И тут ее внимание привлек синий фургон. Из него вышел рослый и широкоплечий мужчина с изящным букетиком маргариток. В его сильных руках они казались совсем крохотными. У Даны забилось сердце. Совсем молодой — лет тридцать, не больше. Огаста Ренвик, заметив его, радостно вскрикнула, мужчина обернулся к ней, Дана отвернулась.
И быстро зашагала по дорожке — искать племянниц.
— Она говорит, ты ей и двух слов не сказала, — ныла Элли.
— Да пошла ты!
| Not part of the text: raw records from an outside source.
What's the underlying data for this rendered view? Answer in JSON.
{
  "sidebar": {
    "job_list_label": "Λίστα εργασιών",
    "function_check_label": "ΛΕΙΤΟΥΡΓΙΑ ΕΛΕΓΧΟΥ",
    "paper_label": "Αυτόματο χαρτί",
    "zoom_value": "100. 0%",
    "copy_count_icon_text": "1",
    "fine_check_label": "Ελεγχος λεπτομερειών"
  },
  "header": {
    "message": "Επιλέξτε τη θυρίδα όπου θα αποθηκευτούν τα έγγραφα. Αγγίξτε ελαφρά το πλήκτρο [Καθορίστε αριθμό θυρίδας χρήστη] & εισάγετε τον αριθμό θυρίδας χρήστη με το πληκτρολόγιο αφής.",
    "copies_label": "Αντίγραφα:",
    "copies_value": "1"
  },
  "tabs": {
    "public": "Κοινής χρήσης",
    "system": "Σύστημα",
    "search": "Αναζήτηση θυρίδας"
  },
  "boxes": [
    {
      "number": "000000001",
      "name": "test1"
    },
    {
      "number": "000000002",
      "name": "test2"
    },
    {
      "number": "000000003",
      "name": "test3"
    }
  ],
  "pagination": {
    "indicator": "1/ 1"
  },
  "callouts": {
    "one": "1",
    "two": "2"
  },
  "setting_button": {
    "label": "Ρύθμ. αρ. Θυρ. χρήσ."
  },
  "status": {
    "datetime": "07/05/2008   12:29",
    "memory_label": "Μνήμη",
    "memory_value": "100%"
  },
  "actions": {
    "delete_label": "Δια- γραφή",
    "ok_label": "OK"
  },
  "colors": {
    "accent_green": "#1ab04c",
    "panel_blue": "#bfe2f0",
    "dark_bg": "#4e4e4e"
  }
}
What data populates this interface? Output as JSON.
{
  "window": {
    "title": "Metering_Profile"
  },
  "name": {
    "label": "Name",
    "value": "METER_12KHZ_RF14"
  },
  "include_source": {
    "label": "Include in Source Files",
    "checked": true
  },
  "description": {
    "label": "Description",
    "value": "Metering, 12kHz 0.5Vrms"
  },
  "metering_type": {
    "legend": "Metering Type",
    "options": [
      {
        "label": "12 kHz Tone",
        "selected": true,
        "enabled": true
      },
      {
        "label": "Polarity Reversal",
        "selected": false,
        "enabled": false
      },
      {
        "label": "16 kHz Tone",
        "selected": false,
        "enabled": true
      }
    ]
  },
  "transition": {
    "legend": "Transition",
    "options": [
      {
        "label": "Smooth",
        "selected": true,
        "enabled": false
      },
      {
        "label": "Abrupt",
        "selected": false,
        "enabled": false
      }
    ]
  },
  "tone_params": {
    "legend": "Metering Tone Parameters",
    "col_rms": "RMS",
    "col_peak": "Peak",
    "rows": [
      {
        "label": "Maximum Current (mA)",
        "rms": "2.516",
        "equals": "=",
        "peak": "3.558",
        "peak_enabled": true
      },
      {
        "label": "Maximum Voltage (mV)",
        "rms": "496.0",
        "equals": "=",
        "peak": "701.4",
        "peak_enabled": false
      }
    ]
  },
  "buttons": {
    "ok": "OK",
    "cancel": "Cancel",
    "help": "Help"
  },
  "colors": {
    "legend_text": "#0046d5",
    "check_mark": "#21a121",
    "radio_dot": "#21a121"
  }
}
Сказала я ей два слова, — огрызнулась Куинн.
Глаза Элли налились слезами. Куинн попыталась отвести взгляд. Выйдя из главного входа, они проскользнули в галерею через боковой и забрались под стол, накрытый скатертью, так что их никому видно не было. Куинн было трудно притворяться, что она не замечает слез Элли.
— Прекрати! — строго велела она.
— Чего прекратить? — спросила Элли, шмыгнув носом.
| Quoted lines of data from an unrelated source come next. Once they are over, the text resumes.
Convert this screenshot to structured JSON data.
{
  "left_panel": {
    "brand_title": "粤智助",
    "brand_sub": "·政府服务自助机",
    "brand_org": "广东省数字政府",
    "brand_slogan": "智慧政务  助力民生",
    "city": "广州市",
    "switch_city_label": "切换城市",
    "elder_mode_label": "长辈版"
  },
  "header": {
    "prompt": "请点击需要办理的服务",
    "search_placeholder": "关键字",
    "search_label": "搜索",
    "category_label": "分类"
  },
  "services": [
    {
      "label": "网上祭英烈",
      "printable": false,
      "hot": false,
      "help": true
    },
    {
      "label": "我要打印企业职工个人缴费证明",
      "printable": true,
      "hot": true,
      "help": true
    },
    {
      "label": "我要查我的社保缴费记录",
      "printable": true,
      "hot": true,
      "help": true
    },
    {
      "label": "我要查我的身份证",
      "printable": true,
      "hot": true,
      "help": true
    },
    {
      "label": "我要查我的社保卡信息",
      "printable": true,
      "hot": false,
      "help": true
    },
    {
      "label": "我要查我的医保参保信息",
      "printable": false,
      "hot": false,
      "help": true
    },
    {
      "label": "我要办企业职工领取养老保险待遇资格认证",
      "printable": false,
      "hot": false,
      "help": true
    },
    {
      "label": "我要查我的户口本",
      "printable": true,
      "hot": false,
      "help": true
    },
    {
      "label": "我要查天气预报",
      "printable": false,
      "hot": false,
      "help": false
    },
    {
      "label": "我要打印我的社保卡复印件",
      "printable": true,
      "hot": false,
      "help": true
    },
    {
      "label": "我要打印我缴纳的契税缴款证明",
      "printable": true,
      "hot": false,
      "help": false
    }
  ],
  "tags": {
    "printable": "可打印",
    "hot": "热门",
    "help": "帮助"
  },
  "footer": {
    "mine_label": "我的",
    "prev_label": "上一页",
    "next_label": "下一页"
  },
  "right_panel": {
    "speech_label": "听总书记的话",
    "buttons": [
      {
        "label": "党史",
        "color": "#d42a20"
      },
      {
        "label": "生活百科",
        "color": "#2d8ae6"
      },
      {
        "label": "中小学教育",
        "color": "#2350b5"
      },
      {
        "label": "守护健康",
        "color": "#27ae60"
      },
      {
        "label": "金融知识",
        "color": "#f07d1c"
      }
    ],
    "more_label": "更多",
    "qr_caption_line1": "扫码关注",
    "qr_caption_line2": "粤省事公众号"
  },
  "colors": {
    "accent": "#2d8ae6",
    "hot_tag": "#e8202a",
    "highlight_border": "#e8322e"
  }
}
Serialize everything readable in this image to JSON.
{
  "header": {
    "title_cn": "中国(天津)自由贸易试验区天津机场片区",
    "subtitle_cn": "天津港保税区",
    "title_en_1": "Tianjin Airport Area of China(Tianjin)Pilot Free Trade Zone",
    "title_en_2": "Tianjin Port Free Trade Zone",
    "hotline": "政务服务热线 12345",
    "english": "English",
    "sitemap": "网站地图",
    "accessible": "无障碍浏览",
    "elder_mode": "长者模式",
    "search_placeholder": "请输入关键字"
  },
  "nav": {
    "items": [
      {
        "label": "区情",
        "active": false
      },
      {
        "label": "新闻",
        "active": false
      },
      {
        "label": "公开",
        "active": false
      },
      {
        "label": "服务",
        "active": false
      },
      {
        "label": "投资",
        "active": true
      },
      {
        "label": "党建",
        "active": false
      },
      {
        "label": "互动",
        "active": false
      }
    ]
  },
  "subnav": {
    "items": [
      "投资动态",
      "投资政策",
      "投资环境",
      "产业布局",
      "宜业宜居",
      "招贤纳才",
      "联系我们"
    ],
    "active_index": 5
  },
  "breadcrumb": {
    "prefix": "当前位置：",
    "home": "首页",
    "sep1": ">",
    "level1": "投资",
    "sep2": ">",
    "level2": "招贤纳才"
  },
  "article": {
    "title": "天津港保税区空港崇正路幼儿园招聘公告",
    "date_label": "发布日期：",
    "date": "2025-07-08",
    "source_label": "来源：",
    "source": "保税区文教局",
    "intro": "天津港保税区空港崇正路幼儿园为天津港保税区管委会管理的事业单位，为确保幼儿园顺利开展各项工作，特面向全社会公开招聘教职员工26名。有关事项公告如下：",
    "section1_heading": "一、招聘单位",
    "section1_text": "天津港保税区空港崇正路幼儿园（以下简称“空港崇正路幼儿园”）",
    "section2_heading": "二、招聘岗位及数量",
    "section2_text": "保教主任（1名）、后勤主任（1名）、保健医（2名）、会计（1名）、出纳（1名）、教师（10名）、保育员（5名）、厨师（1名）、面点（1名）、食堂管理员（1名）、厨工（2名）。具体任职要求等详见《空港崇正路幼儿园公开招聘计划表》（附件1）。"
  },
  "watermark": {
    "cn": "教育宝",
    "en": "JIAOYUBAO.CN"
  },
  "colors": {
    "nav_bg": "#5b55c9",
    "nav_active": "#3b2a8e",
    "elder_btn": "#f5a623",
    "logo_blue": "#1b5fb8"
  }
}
Она знала, что Куинн презирает плакс, и изо всех сил пыталась сдержаться.
Чтобы сменить тему, Куинн вытащила из-за уха окурок, который нашла на лестнице. А уж стащить спички со стола было пара пустяков. Она чиркнула спичкой и затянулась.
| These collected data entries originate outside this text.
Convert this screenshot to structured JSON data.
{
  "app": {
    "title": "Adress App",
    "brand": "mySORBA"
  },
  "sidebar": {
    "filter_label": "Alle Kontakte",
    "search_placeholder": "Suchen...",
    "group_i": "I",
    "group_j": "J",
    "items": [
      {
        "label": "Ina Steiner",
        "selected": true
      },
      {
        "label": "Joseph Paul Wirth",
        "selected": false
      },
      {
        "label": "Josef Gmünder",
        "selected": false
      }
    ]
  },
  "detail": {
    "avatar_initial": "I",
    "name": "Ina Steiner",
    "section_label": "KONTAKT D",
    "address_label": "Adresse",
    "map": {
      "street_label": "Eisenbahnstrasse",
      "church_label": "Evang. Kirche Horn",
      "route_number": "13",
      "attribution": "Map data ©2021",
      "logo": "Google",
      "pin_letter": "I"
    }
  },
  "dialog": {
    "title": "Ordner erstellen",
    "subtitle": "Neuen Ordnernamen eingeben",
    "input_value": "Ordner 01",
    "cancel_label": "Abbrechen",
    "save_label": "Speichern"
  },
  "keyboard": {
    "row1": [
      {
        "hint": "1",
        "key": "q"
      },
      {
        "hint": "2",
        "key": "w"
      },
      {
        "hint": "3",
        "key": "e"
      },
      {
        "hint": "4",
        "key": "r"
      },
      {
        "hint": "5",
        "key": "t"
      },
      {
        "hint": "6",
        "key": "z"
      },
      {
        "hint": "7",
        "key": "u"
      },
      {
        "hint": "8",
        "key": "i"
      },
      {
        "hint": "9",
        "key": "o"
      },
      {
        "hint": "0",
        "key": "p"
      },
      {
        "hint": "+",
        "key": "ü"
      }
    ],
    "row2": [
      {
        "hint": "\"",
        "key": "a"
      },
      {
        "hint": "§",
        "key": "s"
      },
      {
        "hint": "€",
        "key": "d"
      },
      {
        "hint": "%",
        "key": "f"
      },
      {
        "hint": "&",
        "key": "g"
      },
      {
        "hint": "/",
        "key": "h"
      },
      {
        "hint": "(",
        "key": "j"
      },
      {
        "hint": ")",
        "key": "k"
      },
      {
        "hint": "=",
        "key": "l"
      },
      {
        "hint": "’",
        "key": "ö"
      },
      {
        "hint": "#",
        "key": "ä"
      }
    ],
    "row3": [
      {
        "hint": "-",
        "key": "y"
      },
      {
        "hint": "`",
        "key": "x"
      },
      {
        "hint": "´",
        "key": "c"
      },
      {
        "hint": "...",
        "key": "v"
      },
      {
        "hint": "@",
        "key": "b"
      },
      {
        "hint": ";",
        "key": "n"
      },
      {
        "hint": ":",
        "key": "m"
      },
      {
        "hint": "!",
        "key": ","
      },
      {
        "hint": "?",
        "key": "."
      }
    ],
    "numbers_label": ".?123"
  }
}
— Ой, не надо! — взмолилась Элли. — А если ты умрешь? Курение смертельно опасно.
— Все умирают, — бросила Куинн. — Кого это волнует?
— Меня, — тихо сказала Элли.
Больше она не могла сдерживать слез, и они горячими ручейками покатились по ее щекам.
— Элли, а ты знаешь, зачем она приехала?
— На выставку.
— Дура ты! Вовсе не за этим.
Куинн вдруг стало страшно и душно под столом. Она затушила сигарету и сунула ее обратно за ухо. А потом откинула скатерть и поползла наружу. Элли — за ней. Люди глядели на них с изумлением, но Куинн было плевать. Ей надо было поскорее выбраться отсюда.
Блэк-Холл остался точно таким, каким его помнила Дана: спокойным и элегантным городком, залитым прозрачным желтоватым светом, который словно поднимался от болот и прибрежных бухт, освещая дома и шпили церквей. Именно здесь начинался американский импрессионизм.
— Привет! — окликнул Дану чей-то голос. — Ты далеко собралась?
Она обернулась и увидела все того же молодого человека с цветами. Да, она не ошиблась, ему лет двадцать восемь — двадцать девять, не больше.
— Мне надо кое-кого найти, — ответила она и не спеша пошла дальше.
Июньский воздух был свеж и прохладен. Дул легкий ветерок, и Дана поплотнее запахнулась в черную кашемировую шаль, наброшенную поверх белого шелкового платья.
— Ищешь детей? Племянниц?
— А вы откуда знаете?
— Я видел их. Они так похожи на вас с Лили.
— Вы знаете Лили?
— А я подумал, ты меня узнала. Не помнишь? Вы с Лили учили меня ходить на яхте. — Он протянул ей цветы. — Правда, это было очень давно.
Она взглянула, прищурившись, ему в глаза. И словно вернулась в свое последнее студенческое лето — она оканчивала школу дизайна на Род-Айленде. Они тогда подрабатывали инструкторами по парусному спорту. Неужели это один из тех детей, с которыми они занимались?
Дана присмотрелась повнимательнее, и в душе у нее что-то дрогнуло. Море, волны, они с Лили тащат к берегу потерявшего сознание мальчишку…
— Сэм! — Имя тут же всплыло в памяти.
— Вспомнила? — радостно улыбнулся он.
— А мы тебя никогда и не забывали. Лили мне рассказывала, как она тебя встретила. В театре, да?